Simultaneous Stiffness and Trajectory Optimization for Energy Minimization of Pick-and-Place Tasks of SEA-Actuated Parallel Kinematic Manipulators

TL;DR

This paper presents a method to minimize energy consumption in SEA-actuated parallel kinematic manipulators during pick-and-place tasks by optimizing trajectories and stiffnesses simultaneously, leveraging eigenmotions and dynamic modeling.

Contribution

It introduces a novel simultaneous optimization framework for trajectories and stiffnesses in SEA-driven PKMs to reduce energy use during repetitive tasks.

Findings

Energy consumption is effectively reduced using the proposed optimization.
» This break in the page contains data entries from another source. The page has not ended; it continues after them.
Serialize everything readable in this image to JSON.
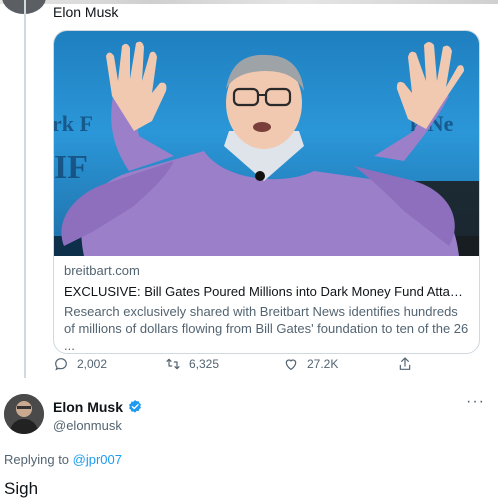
{
  "previous_tweet": {
    "author_name": "Elon Musk"
  },
  "link_card": {
    "domain": "breitbart.com",
    "title": "EXCLUSIVE: Bill Gates Poured Millions into Dark Money Fund Attackin...",
    "description": "Research exclusively shared with Breitbart News identifies hundreds of millions of dollars flowing from Bill Gates' foundation to ten of the 26 ...",
    "image_background_text": [
      "rk F",
      "IF",
      "k Ne"
    ]
  },
  "actions": {
    "reply_count": "2,002",
    "retweet_count": "6,325",
    "like_count": "27.2K"
  },
  "reply": {
    "author_name": "Elon Musk",
    "author_handle": "@elonmusk",
    "replying_to_label": "Replying to ",
    "replying_to_handle": "@jpr007",
    "text": "Sigh"
  },
  "colors": {
    "accent": "#1d9bf0",
    "secondary_text": "#536471",
    "card_sweater": "#9b7fc9",
    "card_background": "#2b97d8"
  }
}
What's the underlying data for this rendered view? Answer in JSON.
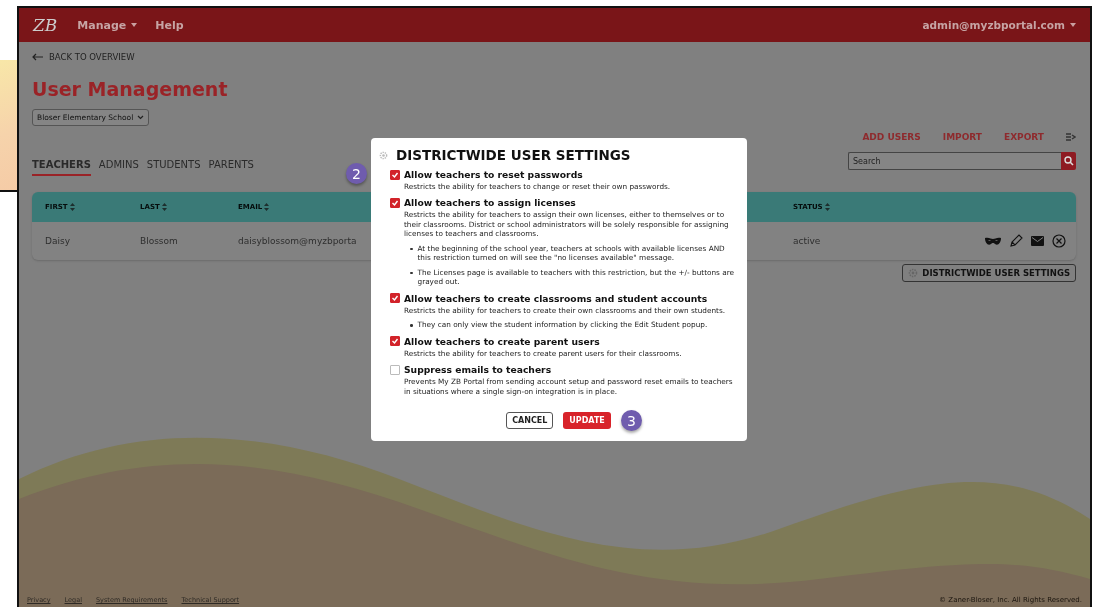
{
  "header": {
    "logo": "ZB",
    "menu": [
      {
        "label": "Manage",
        "dropdown": true
      },
      {
        "label": "Help",
        "dropdown": false
      }
    ],
    "account": "admin@myzbportal.com"
  },
  "back_link": "BACK TO OVERVIEW",
  "title": "User Management",
  "school_select": "Bloser Elementary School",
  "tabs": [
    {
      "label": "TEACHERS",
      "selected": true
    },
    {
      "label": "ADMINS",
      "selected": false
    },
    {
      "label": "STUDENTS",
      "selected": false
    },
    {
      "label": "PARENTS",
      "selected": false
    }
  ],
  "actions": [
    "ADD USERS",
    "IMPORT",
    "EXPORT"
  ],
  "search": {
    "placeholder": "Search"
  },
  "table": {
    "columns": [
      "FIRST",
      "LAST",
      "EMAIL",
      "STATUS"
    ],
    "rows": [
      {
        "first": "Daisy",
        "last": "Blossom",
        "email": "daisyblossom@myzbporta",
        "status": "active"
      }
    ]
  },
  "settings_button": "DISTRICTWIDE USER SETTINGS",
  "modal": {
    "title": "DISTRICTWIDE USER SETTINGS",
    "settings": [
      {
        "label": "Allow teachers to reset passwords",
        "checked": true,
        "description": "Restricts the ability for teachers to change or reset their own passwords."
      },
      {
        "label": "Allow teachers to assign licenses",
        "checked": true,
        "description": "Restricts the ability for teachers to assign their own licenses, either to themselves or to their classrooms. District or school administrators will be solely responsible for assigning licenses to teachers and classrooms.",
        "bullets": [
          "At the beginning of the school year, teachers at schools with available licenses AND this restriction turned on will see the \"no licenses available\" message.",
          "The Licenses page is available to teachers with this restriction, but the +/- buttons are grayed out."
        ]
      },
      {
        "label": "Allow teachers to create classrooms and student accounts",
        "checked": true,
        "description": "Restricts the ability for teachers to create their own classrooms and their own students.",
        "bullets": [
          "They can only view the student information by clicking the Edit Student popup."
        ]
      },
      {
        "label": "Allow teachers to create parent users",
        "checked": true,
        "description": "Restricts the ability for teachers to create parent users for their classrooms."
      },
      {
        "label": "Suppress emails to teachers",
        "checked": false,
        "description": "Prevents My ZB Portal from sending account setup and password reset emails to teachers in situations where a single sign-on integration is in place."
      }
    ],
    "cancel": "CANCEL",
    "update": "UPDATE"
  },
  "annotations": [
    "2",
    "3"
  ],
  "footer": {
    "links": [
      "Privacy",
      "Legal",
      "System Requirements",
      "Technical Support"
    ],
    "copyright": "© Zaner-Bloser, Inc. All Rights Reserved."
  }
}
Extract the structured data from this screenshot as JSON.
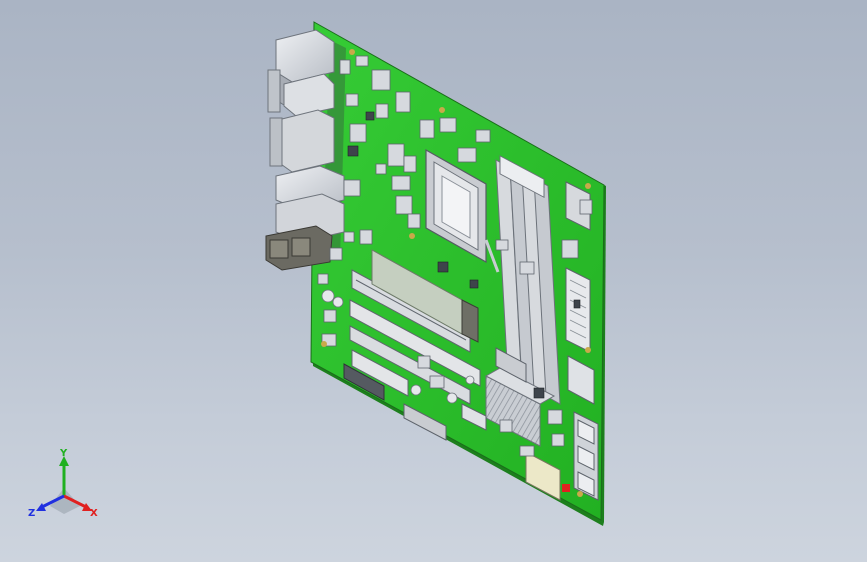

Eigenmotions can be exploited to minimize energy in SEA-actuated PKMs.

The approach is validated on two robot applications with positive results.

Abstract

A major field of industrial robot applications deals with repetitive tasks that alternate between operating points. For these so-called pick-and-place operations, parallel kinematic manipulators (PKM) are frequently employed. These tasks tend to automatically run for a long period of time and therefore minimizing energy consumption is always of interest. Recent research addresses this topic by the use of elastic elements and particularly series elastic actuators (SEA). This paper explores the possibilities of minimizing energy consumption of SEA actuated PKM performing pick-and-place tasks. The basic idea is to excite eigenmotions that result from the actuator springs and exploit their oscillating characteristics. To this end, a prescribed cyclic pick-and-place operation is analyzed and a dynamic model of SEA driven PKM is derived. Subsequently, an energy minimizing optimal control problem is formulated where operating trajectories as well as SEA stiffnesses are optimized simultaneously. Here, optimizing the actuator stiffness does not account for variable stiffness actuators. It serves as a tool for the design and dimensioning process. The hypothesis on energy reduction is tested on two (parallel) robot applications where redundant actuation is also addressed. The results confirm the validity of this approach.